Pub.cache vs pub.storage

We have a small amount of state that needs to be persistently stored for some integrations, and we don’t have place in the source or target applications to store the information. These will not be high volume integrations, so performance is not a large concern.

pub.storage:put and pub.storage:get seem like they would do the job, but the need to explicitly manage locking seems potentially troublesome

pub.cache:put and pub.cache:get also seem viable, if we choose the “Eternal” and “Persist to Disk” options on the cache configuration.

Does anyone have experience and opinions on what the best option is for new code?

1 Like

In general we would recommend the cache services over the storage services. Simply because they are more modern. They will perform better, but are NOT designed for large volumes. If you simply want to store context for a short period of time then great, but ensure that the volume is a known quantity and not too large.

Otherwise use the store services, but make sure you reconfigure the ISCore JDBC connection to use a proper database, not the default embedded database.

regards,
John.

2 Likes

Complete academic discussion side trip: I’m often bemused at the buzzwords we adopt from time to time. “Modern” is one of those recent en vogue terms. And can have condescending undertones. What characteristics are applicable for “modern”? If something gets labelled as “more modern” what judgements might we make? What capabilities or features can we assume? Will such assumptions be accurate?

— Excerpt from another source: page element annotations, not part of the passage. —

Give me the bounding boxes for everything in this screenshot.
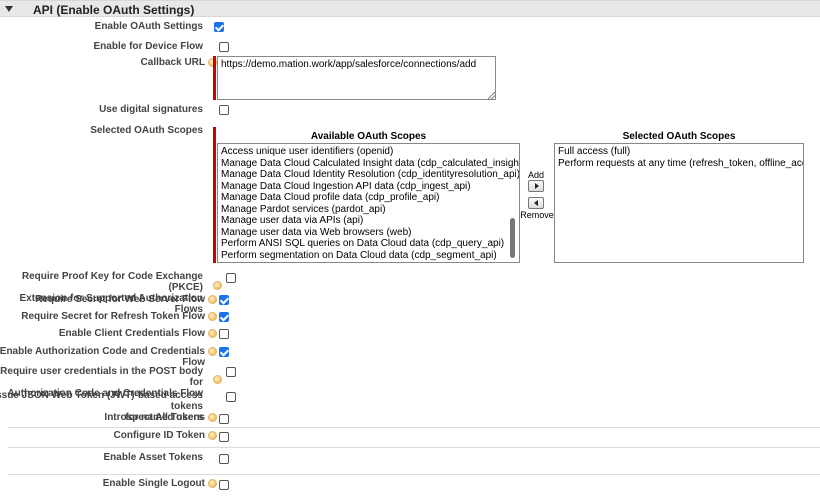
available-scopes-listbox[interactable]: Access unique user identifiers (openid) … xyxy=(217,143,520,263)
required-indicator xyxy=(213,127,216,263)
collapse-triangle-icon[interactable] xyxy=(5,6,13,12)
device-flow-checkbox[interactable] xyxy=(219,42,229,52)
introspect-checkbox[interactable] xyxy=(219,414,229,424)
post-body-info-icon[interactable] xyxy=(213,375,222,384)
scope-option[interactable]: Perform segmentation on Data Cloud data … xyxy=(221,250,516,262)
scope-option[interactable]: Manage Data Cloud profile data (cdp_prof… xyxy=(221,192,516,204)
secret-refresh-info-icon[interactable] xyxy=(208,312,217,321)
selected-scopes-listbox[interactable]: Full access (full) Perform requests at a… xyxy=(554,143,804,263)
client-credentials-label: Enable Client Credentials Flow xyxy=(58,328,205,339)
introspect-info-icon[interactable] xyxy=(208,413,217,422)
auth-code-credentials-label: Enable Authorization Code and Credential… xyxy=(0,346,205,368)
asset-tokens-label: Enable Asset Tokens xyxy=(103,452,203,463)
callback-url-label: Callback URL xyxy=(140,57,205,68)
single-logout-checkbox[interactable] xyxy=(219,480,229,490)
selected-scope-option[interactable]: Full access (full) xyxy=(558,146,800,158)
enable-oauth-checkbox[interactable] xyxy=(214,22,224,32)
client-credentials-checkbox[interactable] xyxy=(219,329,229,339)
single-logout-label: Enable Single Logout xyxy=(102,478,205,489)
section-header: API (Enable OAuth Settings) xyxy=(0,0,820,17)
id-token-info-icon[interactable] xyxy=(208,431,217,440)
client-credentials-info-icon[interactable] xyxy=(208,329,217,338)
scope-option[interactable]: Manage Data Cloud Identity Resolution (c… xyxy=(221,169,519,181)
selected-scope-option[interactable]: Perform requests at any time (refresh_to… xyxy=(558,158,803,170)
scope-option[interactable]: Manage Pardot services (pardot_api) xyxy=(221,204,516,216)
pkce-label-line1: Require Proof Key for Code Exchange (PKC… xyxy=(21,271,203,293)
scope-option[interactable]: Manage user data via APIs (api) xyxy=(221,215,516,227)
scope-option[interactable]: Manage Data Cloud Calculated Insight dat… xyxy=(221,158,519,170)
callback-url-label-wrap: Callback URL xyxy=(5,57,205,68)
single-logout-info-icon[interactable] xyxy=(208,479,217,488)
section-title: API (Enable OAuth Settings) xyxy=(33,3,195,17)
callback-url-textarea[interactable]: https://demo.mation.work/app/salesforce/… xyxy=(217,56,496,100)
digital-signatures-checkbox[interactable] xyxy=(219,105,229,115)
auth-code-credentials-info-icon[interactable] xyxy=(208,347,217,356)
scope-option[interactable]: Access unique user identifiers (openid) xyxy=(221,146,516,158)
secret-refresh-checkbox[interactable] xyxy=(219,312,229,322)
remove-scope-button[interactable] xyxy=(528,197,544,209)
asset-tokens-checkbox[interactable] xyxy=(219,454,229,464)
row-divider xyxy=(8,447,820,448)
pkce-checkbox[interactable] xyxy=(226,273,236,283)
add-label: Add xyxy=(527,170,544,180)
scope-option[interactable]: Manage Data Cloud Ingestion API data (cd… xyxy=(221,181,516,193)
selected-scopes-header: Selected OAuth Scopes xyxy=(622,131,736,142)
introspect-label: Introspect All Tokens xyxy=(104,412,205,423)
pkce-info-icon[interactable] xyxy=(213,281,222,290)
secret-web-server-checkbox[interactable] xyxy=(219,295,229,305)
secret-web-server-info-icon[interactable] xyxy=(208,295,217,304)
row-divider xyxy=(8,427,820,428)
scope-option[interactable]: Manage user data via Web browsers (web) xyxy=(221,227,516,239)
jwt-checkbox[interactable] xyxy=(226,392,236,402)
id-token-checkbox[interactable] xyxy=(219,432,229,442)
device-flow-label: Enable for Device Flow xyxy=(93,41,203,52)
auth-code-credentials-checkbox[interactable] xyxy=(219,347,229,357)
available-scopes-header: Available OAuth Scopes xyxy=(310,131,427,142)
secret-refresh-label: Require Secret for Refresh Token Flow xyxy=(21,311,205,322)
secret-web-server-label: Require Secret for Web Server Flow xyxy=(35,294,205,305)
textarea-resize-handle[interactable] xyxy=(488,92,495,99)
required-indicator xyxy=(213,56,216,100)
post-body-checkbox[interactable] xyxy=(226,367,236,377)
add-scope-button[interactable] xyxy=(528,180,544,192)
jwt-label-line1: Issue JSON Web Token (JWT)-based access … xyxy=(0,390,203,412)
row-divider xyxy=(8,474,820,475)
digital-signatures-label: Use digital signatures xyxy=(99,104,203,115)
enable-oauth-label: Enable OAuth Settings xyxy=(94,21,203,32)
id-token-label: Configure ID Token xyxy=(113,430,205,441)
oauth-scopes-label: Selected OAuth Scopes xyxy=(90,125,203,136)
remove-label: Remove xyxy=(520,210,554,220)
post-body-label-line1: Require user credentials in the POST bod… xyxy=(0,366,203,388)
scope-option[interactable]: Perform ANSI SQL queries on Data Cloud d… xyxy=(221,238,516,250)
pkce-label: Require Proof Key for Code Exchange (PKC… xyxy=(0,271,203,315)
listbox-scrollbar[interactable] xyxy=(510,218,515,258)
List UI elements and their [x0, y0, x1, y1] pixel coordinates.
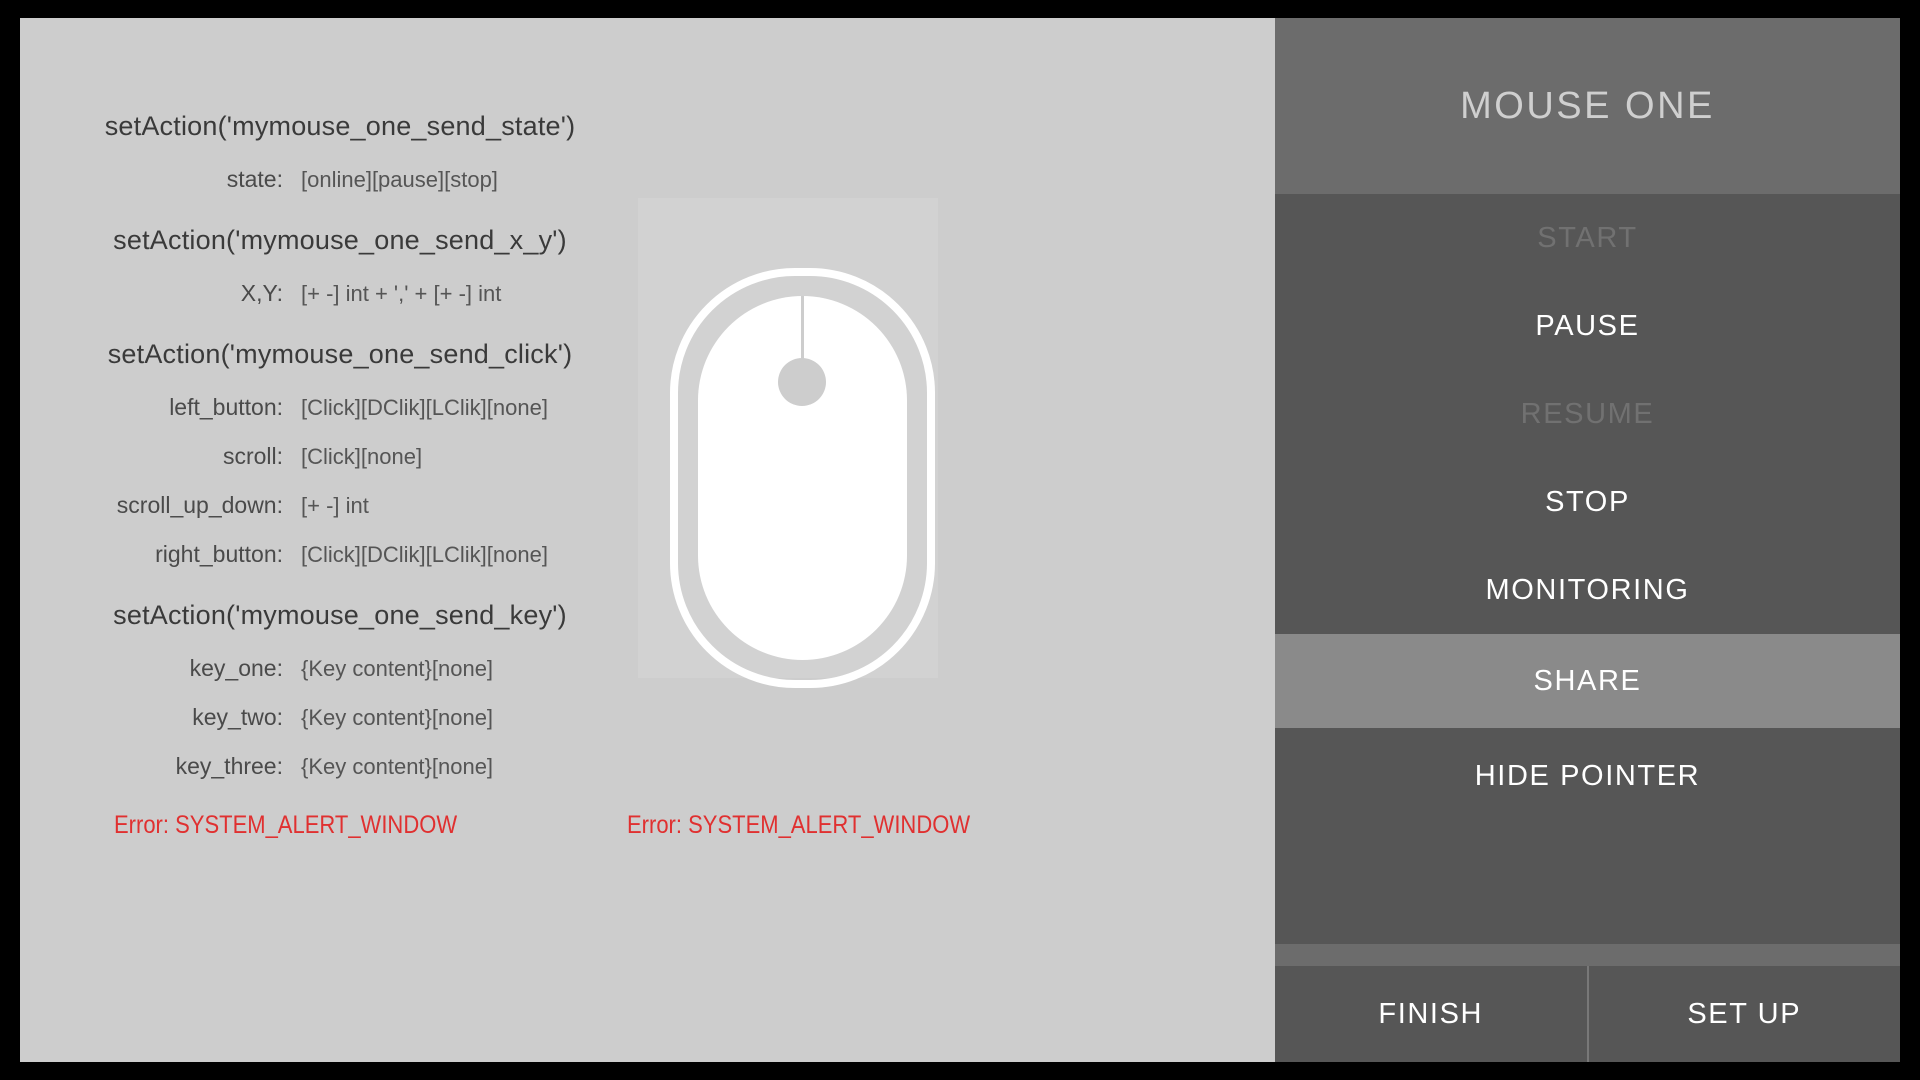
action-signature: setAction('mymouse_one_send_key')	[113, 600, 567, 630]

May I humbly suggest to avoid labels that are not well-defined and instead explicitly note the characteristics that are useful for decisions. :slight_smile:

Regarding the OP’s question about “what the best option is” consider that “best” is always subjective. What works for one in a given situation may not be good for another, even if the situation is similar.

We’ve used the pub.storage services without issue, though our scenario may be a bit simpler than yours – storing the timestamp of the “last record seen” to be used in the next scheduled run as the “get records modified after time”. No possibility in our case of multiple threads working on the same keyed object.The locking aspect was not a significant concern. We always unlock right after a get, and use the implicit locking provided by put.

Selecting cache or storage facility might simply be an arbitrary decision. They are both intended for the same purpose. From the docs:

“The pub.cache services are a tool for maintaining state information for the short term” – p. 80 in Services Reference

pub.store – “These services are a tool for maintaining state information in the short-term store” – p. 928

The former is implemented using Terracotta Ehcache while the latter uses the “IS Internal” DB, which can be shared by IS instances with or without an IS cluster (we have it without – IS Internal defined to use the same DB and user in 2 instances).

Which to choose depends in part on what your environment currently has set up. Beyond that, it will depend on which you prefer based upon your assessment of the services. Both can do the job.

2 Likes

Thank you both. Our use case is also storing timestamps for ETL type processing and we have an external Oracle database configured for the pools, so we will try pub.storage

Yes, I shouldn’t have used the term “modern”, after all I’m not that modern myself anymore :smile:. What I wanted to say is that the storage services were written a long time ago, whereas as @reamon pointed out the cache services are based on eh-cache and much more recent. The advantage being that you have more scope for deciding how/where the data gets persisted and to tune performance etc. So all things being equal I would go for that one, especially if I had the cash to fork out for Terracotta.
regards,
John.

1 Like

This topic was automatically closed 90 days after the last reply. New replies are no longer allowed.